Mısırlıların her iş ve olay için bir tanrı oluşturmaları,fravunun mısırın tanrısı benim demesi,nemrut un kendini tanrı sanması gibi..Hopilerinde bunlara benzer olarak uzaylı bir tanrı edinmeleri o dönemlerde olan olağan düşüncelerdir...

Şimdi şöyle rahatlayıp bir düşünün...

Farklı bir gezegen sistemindesiniz.. Çeşitli anılarla dolu bir nüfusa binlerle yıl sahip olmuşsunuz.. Gezegeninizde türlü mutluluklar olmasıyla beraber, farklı çatışmalar ve üzüntülerde yaşamışsınız. Bilgileriniz ailede en büyük olandan en küçük olana aktarılarak gelmiş. Bunun için bu bilgileri özellikle öğrenen kişiler seçilip size aktarılmaya çalışılmış. Bir şekilde bu bilgilere siz kavuşmuşsunuz.

Gezegeninizdeki kültürel yaşam tek tanrılı ve mantık kuralları çerçevesinde, maneviyatçılık olmasına karşın bunu bir şekilde maddi olgulara dönüştürebilmişsiniz.. Enerjiyi maddeye çevirmekte başarılı bir ırksınız.. Teknolojiniz buna izin veriyor ve nano boyuttaki biomakineler yapmış ve bunu vücudunuza adapte edebilmişsiniz..

Gelelim ki bir gün dışardan büyük bir güç sizin varlığınızı tehtid ederek sizin bu güzel hayatınızı yaşanmaz hale getirdi.. Siz bu güce karşı çıktınız, gönüllüleriniz vardı, canını hiçe sayan kahramanlar..

Bu arada sizin toplumunuzu idare eden seçilmiş bir takım kişiler bu gücün yıkımını ve kayıpları göz önüne alarak  yaşanacak bir başka yer bulmak veya kalıp direnmek konusunda ikiye ayrılmış..

Yerin kilometrelerce altında büyük gemiler inşa edilmiş ve yaşam destek birimleri oluşturulmuş. Gezegende kalan kaynaklar kalanlar ve gidenler olarak paylaştırılarak kaostan uzak yaşam için seçilen sisteme yolculuk için güzergah belirlenmektedir.. 

Yolculuk hız bakımından düşük tutulmalıdır, çünkü türün saf olarak devamını sağlamak için moleküler bütünlüğü korumak inancındasınız..

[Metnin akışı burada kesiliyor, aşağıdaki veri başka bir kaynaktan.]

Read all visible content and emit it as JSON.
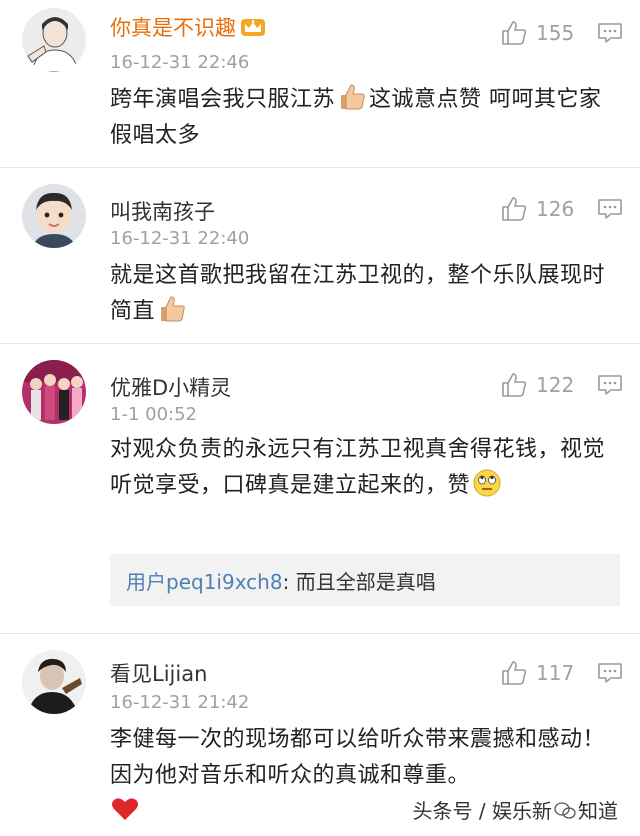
{
  "comments": [
    {
      "username": "你真是不识趣",
      "timestamp": "16-12-31 22:46",
      "likes": "155",
      "text_parts": [
        "跨年演唱会我只服江苏",
        "这诚意点赞 呵呵其它家假唱太多"
      ],
      "icons": [
        "crown-icon",
        "thumbs-up-emoji"
      ]
    },
    {
      "username": "叫我南孩子",
      "timestamp": "16-12-31 22:40",
      "likes": "126",
      "text_parts": [
        "就是这首歌把我留在江苏卫视的，整个乐队展现时简直"
      ],
      "icons": [
        "thumbs-up-emoji"
      ]
    },
    {
      "username": "优雅D小精灵",
      "timestamp": "1-1 00:52",
      "likes": "122",
      "text_parts": [
        "对观众负责的永远只有江苏卫视真舍得花钱，视觉听觉享受，口碑真是建立起来的，赞"
      ],
      "icons": [
        "eye-roll-emoji"
      ],
      "reply": {
        "user": "用户peq1i9xch8",
        "text": ": 而且全部是真唱"
      }
    },
    {
      "username": "看见Lijian",
      "timestamp": "16-12-31 21:42",
      "likes": "117",
      "text_parts": [
        "李健每一次的现场都可以给听众带来震撼和感动！因为他对音乐和听众的真诚和尊重。"
      ],
      "icons": [
        "red-heart-emoji"
      ]
    }
  ],
  "watermark": {
    "prefix": "头条号 / 娱乐新",
    "suffix": "知道"
  },
  "colors": {
    "username_highlight": "#e8700b",
    "reply_user": "#4e7fb5",
    "meta": "#a0a0a0"
  }
}
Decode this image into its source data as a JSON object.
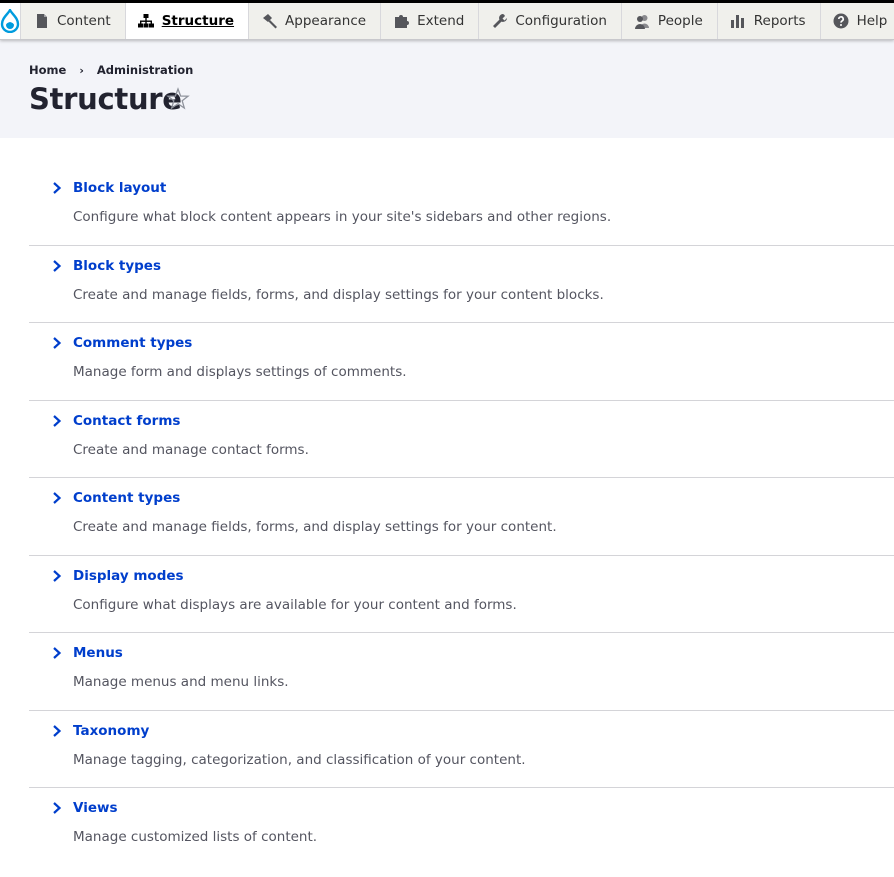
{
  "toolbar": {
    "tabs": [
      {
        "label": "Content",
        "icon": "file-icon"
      },
      {
        "label": "Structure",
        "icon": "sitemap-icon"
      },
      {
        "label": "Appearance",
        "icon": "paintbrush-icon"
      },
      {
        "label": "Extend",
        "icon": "puzzle-icon"
      },
      {
        "label": "Configuration",
        "icon": "wrench-icon"
      },
      {
        "label": "People",
        "icon": "people-icon"
      },
      {
        "label": "Reports",
        "icon": "bar-chart-icon"
      },
      {
        "label": "Help",
        "icon": "help-icon"
      }
    ],
    "active_tab": "Structure",
    "logo_icon": "drupal-drop-icon"
  },
  "breadcrumb": [
    "Home",
    "Administration"
  ],
  "page_title": "Structure",
  "items": [
    {
      "title": "Block layout",
      "description": "Configure what block content appears in your site's sidebars and other regions."
    },
    {
      "title": "Block types",
      "description": "Create and manage fields, forms, and display settings for your content blocks."
    },
    {
      "title": "Comment types",
      "description": "Manage form and displays settings of comments."
    },
    {
      "title": "Contact forms",
      "description": "Create and manage contact forms."
    },
    {
      "title": "Content types",
      "description": "Create and manage fields, forms, and display settings for your content."
    },
    {
      "title": "Display modes",
      "description": "Configure what displays are available for your content and forms."
    },
    {
      "title": "Menus",
      "description": "Manage menus and menu links."
    },
    {
      "title": "Taxonomy",
      "description": "Manage tagging, categorization, and classification of your content."
    },
    {
      "title": "Views",
      "description": "Manage customized lists of content."
    }
  ],
  "colors": {
    "link": "#003ecc",
    "header_bg": "#f3f4f9",
    "text": "#222330",
    "muted_text": "#545560",
    "logo": "#009cde"
  }
}
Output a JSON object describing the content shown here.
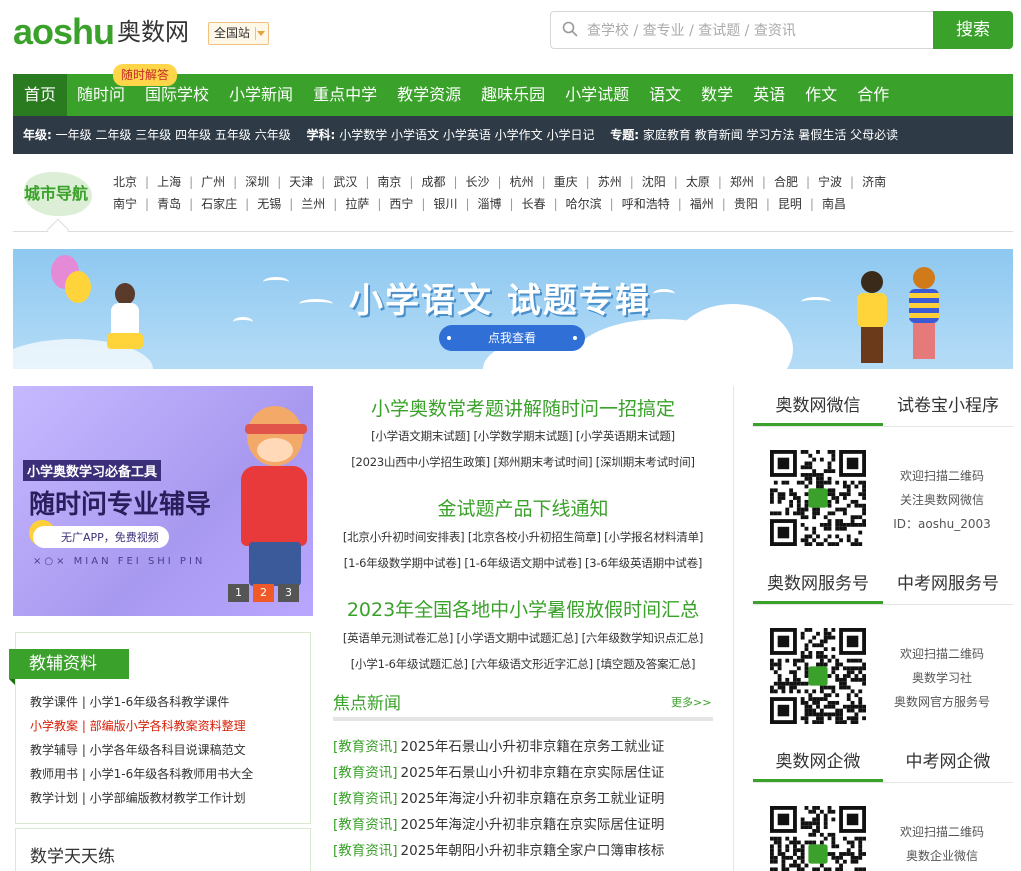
{
  "header": {
    "logo_en": "aoshu",
    "logo_cn": "奥数网",
    "site_select": "全国站",
    "search_placeholder": "查学校 / 查专业 / 查试题 / 查资讯",
    "search_button": "搜索"
  },
  "nav": {
    "badge": "随时解答",
    "items": [
      "首页",
      "随时问",
      "国际学校",
      "小学新闻",
      "重点中学",
      "教学资源",
      "趣味乐园",
      "小学试题",
      "语文",
      "数学",
      "英语",
      "作文",
      "合作"
    ]
  },
  "subnav": {
    "grade_label": "年级:",
    "grades": "一年级 二年级 三年级 四年级 五年级 六年级",
    "subject_label": "学科:",
    "subjects": "小学数学 小学语文 小学英语 小学作文 小学日记",
    "topic_label": "专题:",
    "topics": "家庭教育 教育新闻 学习方法 暑假生活 父母必读"
  },
  "city_nav": {
    "title": "城市导航",
    "row1": [
      "北京",
      "上海",
      "广州",
      "深圳",
      "天津",
      "武汉",
      "南京",
      "成都",
      "长沙",
      "杭州",
      "重庆",
      "苏州",
      "沈阳",
      "太原",
      "郑州",
      "合肥",
      "宁波",
      "济南"
    ],
    "row2": [
      "南宁",
      "青岛",
      "石家庄",
      "无锡",
      "兰州",
      "拉萨",
      "西宁",
      "银川",
      "淄博",
      "长春",
      "哈尔滨",
      "呼和浩特",
      "福州",
      "贵阳",
      "昆明",
      "南昌"
    ]
  },
  "banner": {
    "title": "小学语文  试题专辑",
    "button": "点我查看"
  },
  "carousel": {
    "line1": "小学奥数学习必备工具",
    "line2": "随时问专业辅导",
    "tag": "无广APP，免费视频",
    "pinyin": "×○× MIAN FEI SHI PIN",
    "dots": [
      "1",
      "2",
      "3"
    ],
    "active_dot": 2
  },
  "tutor": {
    "title": "教辅资料",
    "items": [
      "教学课件 | 小学1-6年级各科教学课件",
      "小学教案 | 部编版小学各科教案资料整理",
      "教学辅导 | 小学各年级各科目说课稿范文",
      "教师用书 | 小学1-6年级各科教师用书大全",
      "教学计划 | 小学部编版教材教学工作计划"
    ],
    "highlight_index": 1
  },
  "daily": {
    "title": "数学天天练"
  },
  "center": {
    "headline1": "小学奥数常考题讲解随时问一招搞定",
    "links1a": "[小学语文期末试题] [小学数学期末试题] [小学英语期末试题]",
    "links1b": "[2023山西中小学招生政策] [郑州期末考试时间] [深圳期末考试时间]",
    "headline2": "金试题产品下线通知",
    "links2a": "[北京小升初时间安排表] [北京各校小升初招生简章] [小学报名材料清单]",
    "links2b": "[1-6年级数学期中试卷] [1-6年级语文期中试卷] [3-6年级英语期中试卷]",
    "headline3": "2023年全国各地中小学暑假放假时间汇总",
    "links3a": "[英语单元测试卷汇总] [小学语文期中试题汇总] [六年级数学知识点汇总]",
    "links3b": "[小学1-6年级试题汇总] [六年级语文形近字汇总] [填空题及答案汇总]",
    "focus_title": "焦点新闻",
    "focus_more": "更多>>",
    "news": [
      {
        "cat": "[教育资讯]",
        "text": "2025年石景山小升初非京籍在京务工就业证"
      },
      {
        "cat": "[教育资讯]",
        "text": "2025年石景山小升初非京籍在京实际居住证"
      },
      {
        "cat": "[教育资讯]",
        "text": "2025年海淀小升初非京籍在京务工就业证明"
      },
      {
        "cat": "[教育资讯]",
        "text": "2025年海淀小升初非京籍在京实际居住证明"
      },
      {
        "cat": "[教育资讯]",
        "text": "2025年朝阳小升初非京籍全家户口簿审核标"
      }
    ]
  },
  "right": {
    "block1": {
      "tab1": "奥数网微信",
      "tab2": "试卷宝小程序",
      "lines": [
        "欢迎扫描二维码",
        "关注奥数网微信",
        "ID：aoshu_2003"
      ]
    },
    "block2": {
      "tab1": "奥数网服务号",
      "tab2": "中考网服务号",
      "lines": [
        "欢迎扫描二维码",
        "奥数学习社",
        "奥数网官方服务号"
      ]
    },
    "block3": {
      "tab1": "奥数网企微",
      "tab2": "中考网企微",
      "lines": [
        "欢迎扫描二维码",
        "奥数企业微信"
      ]
    },
    "qr_logo": "aoshu"
  },
  "colors": {
    "brand_green": "#3aa12a",
    "dark_bar": "#2e3b47",
    "highlight_red": "#d81e06",
    "badge_yellow": "#ffd54a"
  }
}
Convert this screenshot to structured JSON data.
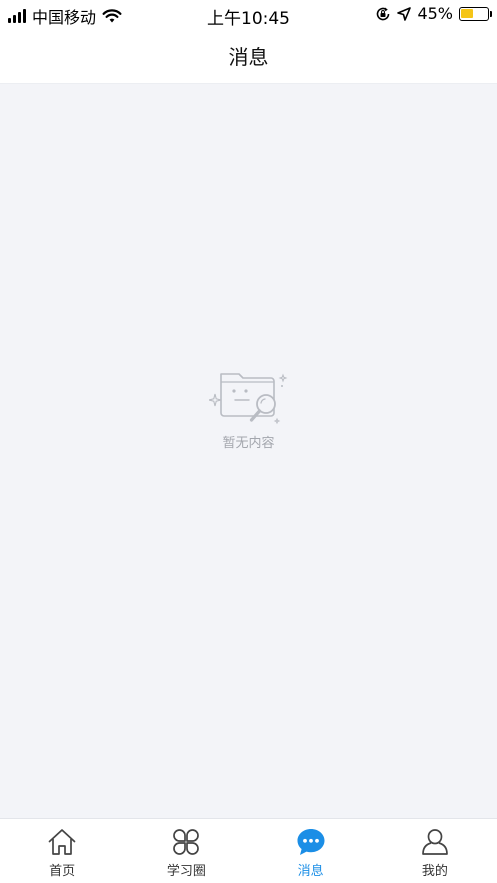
{
  "status_bar": {
    "carrier": "中国移动",
    "time": "上午10:45",
    "battery_percent": "45%",
    "battery_level": 0.45
  },
  "nav": {
    "title": "消息"
  },
  "empty_state": {
    "text": "暂无内容",
    "icon": "empty-folder-search-icon"
  },
  "tabs": [
    {
      "label": "首页",
      "icon": "home-icon",
      "active": false
    },
    {
      "label": "学习圈",
      "icon": "clover-icon",
      "active": false
    },
    {
      "label": "消息",
      "icon": "chat-bubble-icon",
      "active": true
    },
    {
      "label": "我的",
      "icon": "user-icon",
      "active": false
    }
  ],
  "colors": {
    "accent": "#1b8ee6",
    "content_bg": "#f3f4f8",
    "battery": "#f5c518",
    "empty_text": "#a3a6ad"
  }
}
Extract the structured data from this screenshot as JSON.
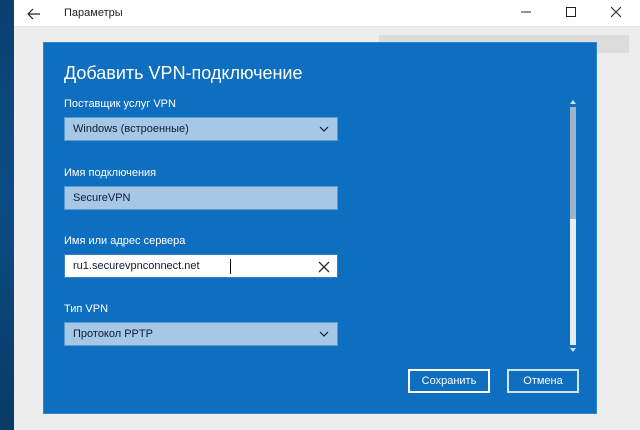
{
  "window": {
    "title": "Параметры",
    "back_icon": "back-arrow-icon",
    "min_icon": "minimize-icon",
    "max_icon": "maximize-icon",
    "close_icon": "close-icon"
  },
  "dialog": {
    "title": "Добавить VPN-подключение",
    "provider": {
      "label": "Поставщик услуг VPN",
      "value": "Windows (встроенные)"
    },
    "connection_name": {
      "label": "Имя подключения",
      "value": "SecureVPN"
    },
    "server": {
      "label": "Имя или адрес сервера",
      "value": "ru1.securevpnconnect.net"
    },
    "vpn_type": {
      "label": "Тип VPN",
      "value": "Протокол PPTP"
    },
    "save_label": "Сохранить",
    "cancel_label": "Отмена"
  },
  "colors": {
    "dialog_bg": "#0e6ebf",
    "field_bg": "#a7c7e6",
    "input_active_bg": "#ffffff",
    "text_on_dialog": "#ffffff"
  }
}
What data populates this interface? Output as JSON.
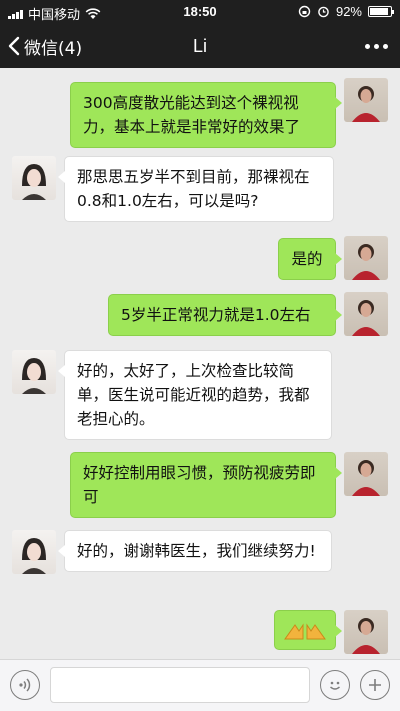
{
  "status_bar": {
    "carrier": "中国移动",
    "time": "18:50",
    "battery": "92%",
    "battery_level": 0.92
  },
  "nav": {
    "back_label": "微信(4)",
    "title": "Li"
  },
  "messages": [
    {
      "side": "out",
      "text": "300高度散光能达到这个裸视视力，基本上就是非常好的效果了"
    },
    {
      "side": "in",
      "text": "那思思五岁半不到目前，那裸视在0.8和1.0左右，可以是吗?"
    },
    {
      "side": "out",
      "text": "是的"
    },
    {
      "side": "out",
      "text": "5岁半正常视力就是1.0左右"
    },
    {
      "side": "in",
      "text": "好的，太好了，上次检查比较简单，医生说可能近视的趋势，我都老担心的。"
    },
    {
      "side": "out",
      "text": "好好控制用眼习惯，预防视疲劳即可"
    },
    {
      "side": "in",
      "text": "好的，谢谢韩医生，我们继续努力!"
    },
    {
      "side": "out",
      "emoji": "👐"
    }
  ],
  "input": {
    "placeholder": ""
  }
}
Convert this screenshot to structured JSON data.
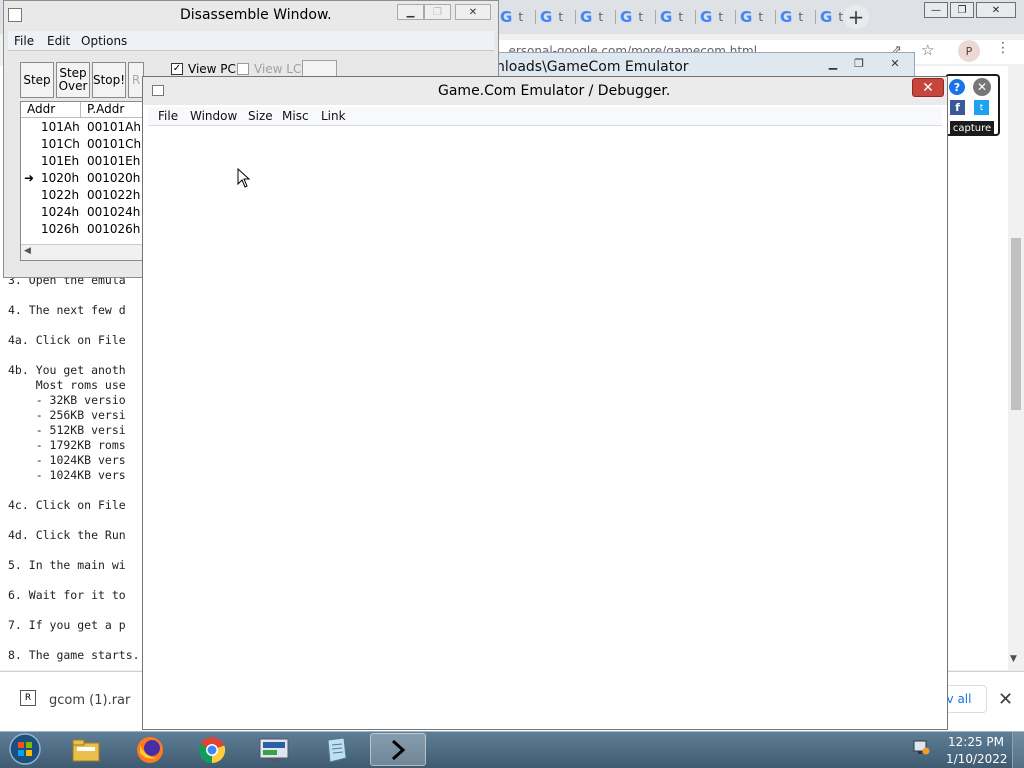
{
  "browser": {
    "tabs": [
      "t",
      "t",
      "t",
      "t",
      "t",
      "t",
      "t",
      "t",
      "t"
    ],
    "tab_glyph": "G",
    "new_tab": "+",
    "address": "...ersonal-google.com/more/gamecom.html",
    "avatar_initial": "P"
  },
  "page_text": {
    "lines": [
      "3. Open the emula",
      "",
      "4. The next few d",
      "",
      "4a. Click on File",
      "",
      "4b. You get anoth",
      "    Most roms use",
      "    - 32KB versio",
      "    - 256KB versi",
      "    - 512KB versi",
      "    - 1792KB roms",
      "    - 1024KB vers",
      "    - 1024KB vers",
      "",
      "4c. Click on File",
      "",
      "4d. Click the Run",
      "",
      "5. In the main wi",
      "",
      "6. Wait for it to",
      "",
      "7. If you get a p",
      "",
      "8. The game starts."
    ]
  },
  "widget": {
    "capture": "capture",
    "help": "?",
    "fb": "f",
    "tw": "t"
  },
  "download": {
    "filename": "gcom (1).rar",
    "show_all": "v all",
    "close": "✕",
    "icon": "R"
  },
  "folder_window": {
    "title": "nloads\\GameCom Emulator"
  },
  "disassemble": {
    "title": "Disassemble Window.",
    "menu": [
      "File",
      "Edit",
      "Options"
    ],
    "buttons": {
      "step": "Step",
      "step_over_1": "Step",
      "step_over_2": "Over",
      "stop": "Stop!",
      "partial": "R"
    },
    "view_pc": "View PC",
    "view_lc": "View LC",
    "columns": [
      "Addr",
      "P.Addr"
    ],
    "rows": [
      {
        "addr": "101Ah",
        "paddr": "00101Ah",
        "current": false
      },
      {
        "addr": "101Ch",
        "paddr": "00101Ch",
        "current": false
      },
      {
        "addr": "101Eh",
        "paddr": "00101Eh",
        "current": false
      },
      {
        "addr": "1020h",
        "paddr": "001020h",
        "current": true
      },
      {
        "addr": "1022h",
        "paddr": "001022h",
        "current": false
      },
      {
        "addr": "1024h",
        "paddr": "001024h",
        "current": false
      },
      {
        "addr": "1026h",
        "paddr": "001026h",
        "current": false
      }
    ]
  },
  "debugger": {
    "title": "Game.Com Emulator / Debugger.",
    "close": "✕",
    "menu": [
      "File",
      "Window",
      "Size",
      "Misc",
      "Link"
    ]
  },
  "taskbar": {
    "items": [
      "explorer",
      "firefox",
      "chrome",
      "monitor",
      "notepad",
      "terminal"
    ],
    "active": "terminal",
    "time": "12:25 PM",
    "date": "1/10/2022"
  }
}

Artık gemileriniz hazır, koordinatlar girilmiş ve tek düşünceniz yavaşça yer kabuğunun yüzeyüne yükselirken yüzey kapaklarının bir an önce açılıp herhangi bir zarar almadan sistemi terketmektir. Vedalaşmalar yapılır, akrabalar birbirlerini bulacakları ve tekrar beraber olacakları konusunda söz verir.

Gemi yüzeye vardıktan sonra kalanlar son bir güç ile gemileri koruma pozisyonuna gelir..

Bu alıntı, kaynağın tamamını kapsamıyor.